The reliance on Python is no surprise–as datasets get increasingly complex, data scientists need code, AI, or some form of computer assistance to figure out where they ought to be looking. But visualizations are still absolutely critical to bring clarity to the exploration.
The challenge for a lot of data scientists is that they have to choose between the two approaches and there are drawbacks to both. Relying on traditional BI & visualization tools means doing more simple analysis of subsets of data and then trying to knit together a conclusion.

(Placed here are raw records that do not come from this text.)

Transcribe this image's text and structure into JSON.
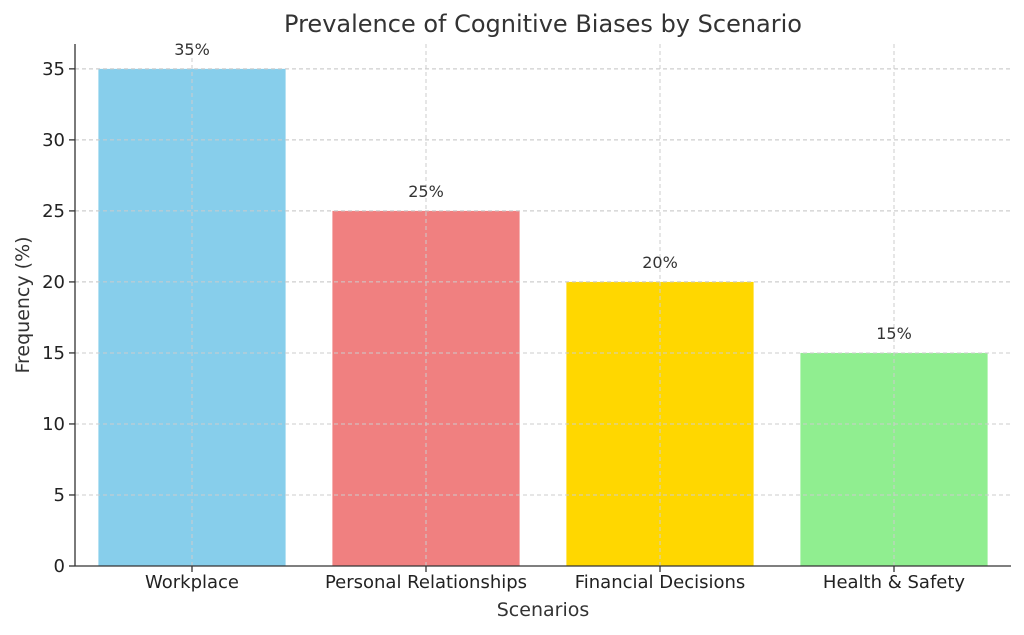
{
  "chart_data": {
    "type": "bar",
    "title": "Prevalence of Cognitive Biases by Scenario",
    "xlabel": "Scenarios",
    "ylabel": "Frequency (%)",
    "categories": [
      "Workplace",
      "Personal Relationships",
      "Financial Decisions",
      "Health & Safety"
    ],
    "values": [
      35,
      25,
      20,
      15
    ],
    "value_labels": [
      "35%",
      "25%",
      "20%",
      "15%"
    ],
    "colors": [
      "#87CEEB",
      "#F08080",
      "#FFD700",
      "#90EE90"
    ],
    "ylim": [
      0,
      36.75
    ],
    "yticks": [
      0,
      5,
      10,
      15,
      20,
      25,
      30,
      35
    ],
    "grid": true
  }
}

Using a Python tech stack means firstly having a comfort level with the code and knowing that you’re using the right algorithms to explore. Then it’s selecting which insights to illustrate for discussion. But illustrating all of the AI’s findings to fully interrogate the insight is still out of reach. Additionally, finding the right means of communicating these insights to non-technical stakeholders without introducing confusion is still required.

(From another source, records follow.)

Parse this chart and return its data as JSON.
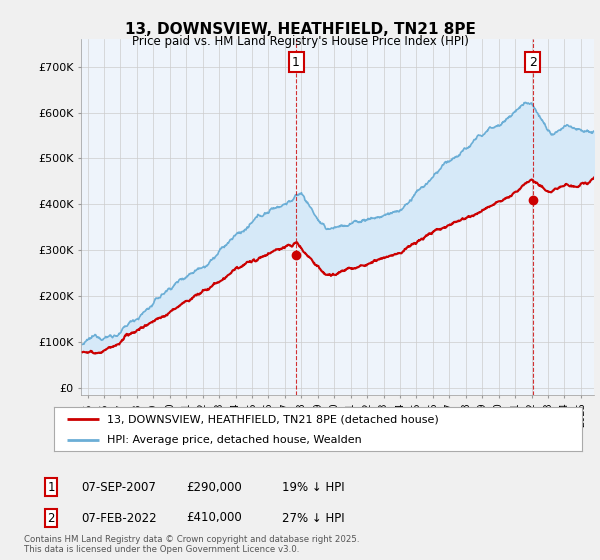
{
  "title": "13, DOWNSVIEW, HEATHFIELD, TN21 8PE",
  "subtitle": "Price paid vs. HM Land Registry's House Price Index (HPI)",
  "yticks": [
    0,
    100000,
    200000,
    300000,
    400000,
    500000,
    600000,
    700000
  ],
  "ytick_labels": [
    "£0",
    "£100K",
    "£200K",
    "£300K",
    "£400K",
    "£500K",
    "£600K",
    "£700K"
  ],
  "ylim": [
    -15000,
    760000
  ],
  "xlim_start": 1994.6,
  "xlim_end": 2025.8,
  "hpi_color": "#6baed6",
  "hpi_fill_color": "#d6e9f8",
  "price_color": "#cc0000",
  "marker1_date": 2007.68,
  "marker1_price": 290000,
  "marker1_label": "1",
  "marker2_date": 2022.08,
  "marker2_price": 410000,
  "marker2_label": "2",
  "legend_line1": "13, DOWNSVIEW, HEATHFIELD, TN21 8PE (detached house)",
  "legend_line2": "HPI: Average price, detached house, Wealden",
  "footnote": "Contains HM Land Registry data © Crown copyright and database right 2025.\nThis data is licensed under the Open Government Licence v3.0.",
  "table": [
    {
      "num": "1",
      "date": "07-SEP-2007",
      "price": "£290,000",
      "hpi": "19% ↓ HPI"
    },
    {
      "num": "2",
      "date": "07-FEB-2022",
      "price": "£410,000",
      "hpi": "27% ↓ HPI"
    }
  ],
  "background_color": "#f0f0f0",
  "plot_bg_color": "#eef4fb",
  "grid_color": "#cccccc"
}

At Virtualitics, we’re bringing those two elements together so that data scientists do not have to compromise between those two options. We’ve built an AI platform around what we call Intelligent Exploration–AI-driven, AI-guided, and AI-visualized exploration of vast, complex datasets.

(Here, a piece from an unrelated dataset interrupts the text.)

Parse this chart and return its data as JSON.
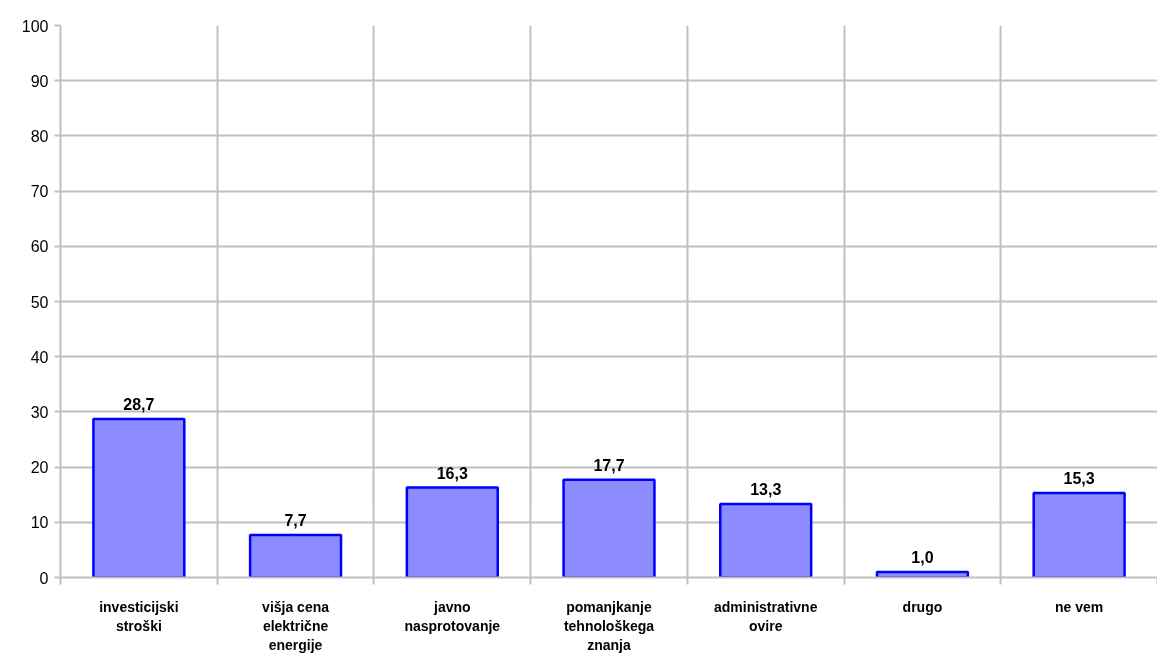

Data scientists get the benefit of an AI co-analyst to help them uncover and explore complex data insight visualized in next-generation, true 3D visualizations that clearly illustrate the complex relationships discovered by the AI. This out of the box capability also puts data science power into the hands of data analysts. They can do some of the preliminary work, leveraging AI-generated insights to draw attention to areas of significance so nothing gets overlooked and relieving some of the pressure on overburdened data science teams.
At Virtualitics, we believe that the Explore step is critical to the success of any AI and advanced analytics project. We’re helping you explore without limits.